Öte yandan adı geçen dershanelerin Kürdistan Özgürlük Hareketi’ne katılımları engellediği ve yolu kapattığı doğru değil. Devletin elindeki veriler de bunu yalanlar. Adı geçen Norşin’den bile her dönemde Kürt gençleri Kürdistan özgürlük gerillasına katılım sağlamışlardır. Gülencilerin beyin yıkama merkezleri, karakol ve yargısı, onca kirli propagandası bunu engellemeye ve önünü kesmeye yetmemiştir.
İşte bunu ispatı. Hem de Zaman gazetesinden. Bu gazete 15 Haziran 2013 günü Diyarbakır’dan geçtiği haberin başlığı ‘PKK’ya son 3 ayda 2 bin kişi katıldı’ taşıyordu. Yılda değil, iki bin kişi üç ayda katılmış! Demek ki Fethullahçıların dershaneleri de işe yaramamış!
GÜLENCİLER KÜRDİSTAN’DA KEMALİSTLERİN YERİNE ADAY
Eskiden Kemalistler yol, su, elektrik, ‘doğunun kalkınması’ ve Bülent Ecevit’in köykent projeleri gibi ‘hamlelerle’ Kürdistan’ı zapt etmek, Kürtleri asimilasyona tabi tutmak ve eritmek istiyorlardı. Olmadı. Kemalizm Kürt hareketi karşısında havlu attı. Yenildi. Onun için şimdi yakasını Ergenekon ve Balyoz gibi davalardan kurtaramıyor.

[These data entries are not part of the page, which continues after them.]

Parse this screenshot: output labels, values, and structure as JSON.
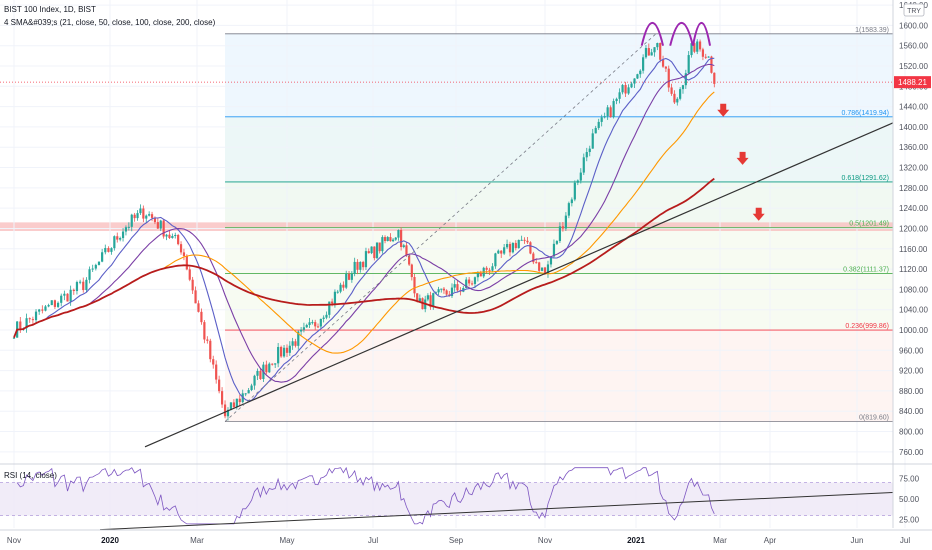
{
  "header": {
    "title": "BIST 100 Index, 1D, BIST",
    "indicator": "4 SMA&#039;s (21, close, 50, close, 100, close, 200, close)",
    "currency": "TRY"
  },
  "rsi_panel": {
    "label": "RSI (14, close)"
  },
  "chart_data": [
    {
      "type": "candlestick",
      "y_ticks": [
        760,
        800,
        840,
        880,
        920,
        960,
        1000,
        1040,
        1080,
        1120,
        1160,
        1200,
        1240,
        1280,
        1320,
        1360,
        1400,
        1440,
        1480,
        1520,
        1560,
        1600,
        1640
      ],
      "ylim": [
        740,
        1650
      ],
      "x_month_labels": [
        "Nov",
        "2020",
        "Mar",
        "May",
        "Jul",
        "Sep",
        "Nov",
        "2021",
        "Mar",
        "Apr",
        "Jun",
        "Jul"
      ],
      "bold_month_labels": [
        "2020",
        "2021"
      ],
      "last_price": {
        "label": "1488.21",
        "value": 1488.21,
        "color": "#f23645"
      },
      "fibonacci": [
        {
          "label": "1(1583.39)",
          "value": 1583.39,
          "color": "#787b86"
        },
        {
          "label": "0.786(1419.94)",
          "value": 1419.94,
          "color": "#2196f3"
        },
        {
          "label": "0.618(1291.62)",
          "value": 1291.62,
          "color": "#089981"
        },
        {
          "label": "0.5(1201.49)",
          "value": 1201.49,
          "color": "#4caf50"
        },
        {
          "label": "0.382(1111.37)",
          "value": 1111.37,
          "color": "#4caf50"
        },
        {
          "label": "0.236(999.86)",
          "value": 999.86,
          "color": "#f23645"
        },
        {
          "label": "0(819.60)",
          "value": 819.6,
          "color": "#787b86"
        }
      ],
      "resistance_zone": [
        1195,
        1212
      ],
      "annotations": [
        "head-and-shoulders arcs",
        "down arrows"
      ],
      "sma_colors": {
        "sma21": "#5b5fc7",
        "sma50": "#7b3fa6",
        "sma100": "#ff9800",
        "sma200": "#b71c1c"
      },
      "candle_colors": {
        "up": "#26a69a",
        "down": "#ef5350"
      },
      "series_close": [
        {
          "t": "2019-11-01",
          "c": 1000
        },
        {
          "t": "2019-12-15",
          "c": 1090
        },
        {
          "t": "2020-01-10",
          "c": 1200
        },
        {
          "t": "2020-01-25",
          "c": 1235
        },
        {
          "t": "2020-02-20",
          "c": 1160
        },
        {
          "t": "2020-03-20",
          "c": 830
        },
        {
          "t": "2020-04-20",
          "c": 940
        },
        {
          "t": "2020-05-20",
          "c": 1010
        },
        {
          "t": "2020-06-20",
          "c": 1130
        },
        {
          "t": "2020-07-20",
          "c": 1195
        },
        {
          "t": "2020-08-05",
          "c": 1050
        },
        {
          "t": "2020-09-10",
          "c": 1090
        },
        {
          "t": "2020-10-15",
          "c": 1180
        },
        {
          "t": "2020-11-01",
          "c": 1110
        },
        {
          "t": "2020-12-01",
          "c": 1370
        },
        {
          "t": "2021-01-05",
          "c": 1530
        },
        {
          "t": "2021-01-15",
          "c": 1570
        },
        {
          "t": "2021-01-28",
          "c": 1440
        },
        {
          "t": "2021-02-10",
          "c": 1560
        },
        {
          "t": "2021-02-20",
          "c": 1545
        },
        {
          "t": "2021-02-26",
          "c": 1488
        }
      ],
      "rsi": {
        "ticks": [
          25.0,
          50.0,
          75.0
        ],
        "tick_labels": [
          "25.00",
          "50.00",
          "75.00"
        ],
        "ylim": [
          15,
          90
        ],
        "band": [
          30,
          70
        ],
        "color": "#7e57c2"
      }
    }
  ]
}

Şimdi Kemalistlerin boşluğunu Gülenciler doldurmak istiyor. Kürtlere karşı kültürel ve siyasi soykırımı ‘ben tamamlarım’ ve ‘önümü kapatmayın’ diyor. Kamuoyunun desteğini almak için de dershanelerinin dağa gidişlerin önünü kapattığı yalanına sarılıyor.
Ama boş ve nafile bir çaba. Gülenciler Kürdistan’ın her şehrine, kasabasına, hatta köyüne bir dershane açsalar da bunun önünü kesemezler. Hatta bu süreci hızlandırırlar. Çünkü Gülenciler Kürdistan’da ‘yaban otudur.’
Kaldı ki Gülenciler kendi dershanelerinde okuyup ta dağa giden hiç genç olmadığını mı düşünüyorlar? O zaman dershane kayıtlarına bir baksınlar bakalım. Bu iş öyle dershane, yol, su ve elektrikle engellenecek bir iş mi? Dürüst olun. Mesele dershane falan-filan değil. İktidar bloğu içinde giriştiğiniz rant kavgasıdır.
Gülenciler anlamaz ama biz söyleyelim: her halk için olduğu gibi Kürtler için de en değerli şey özgürlüktür.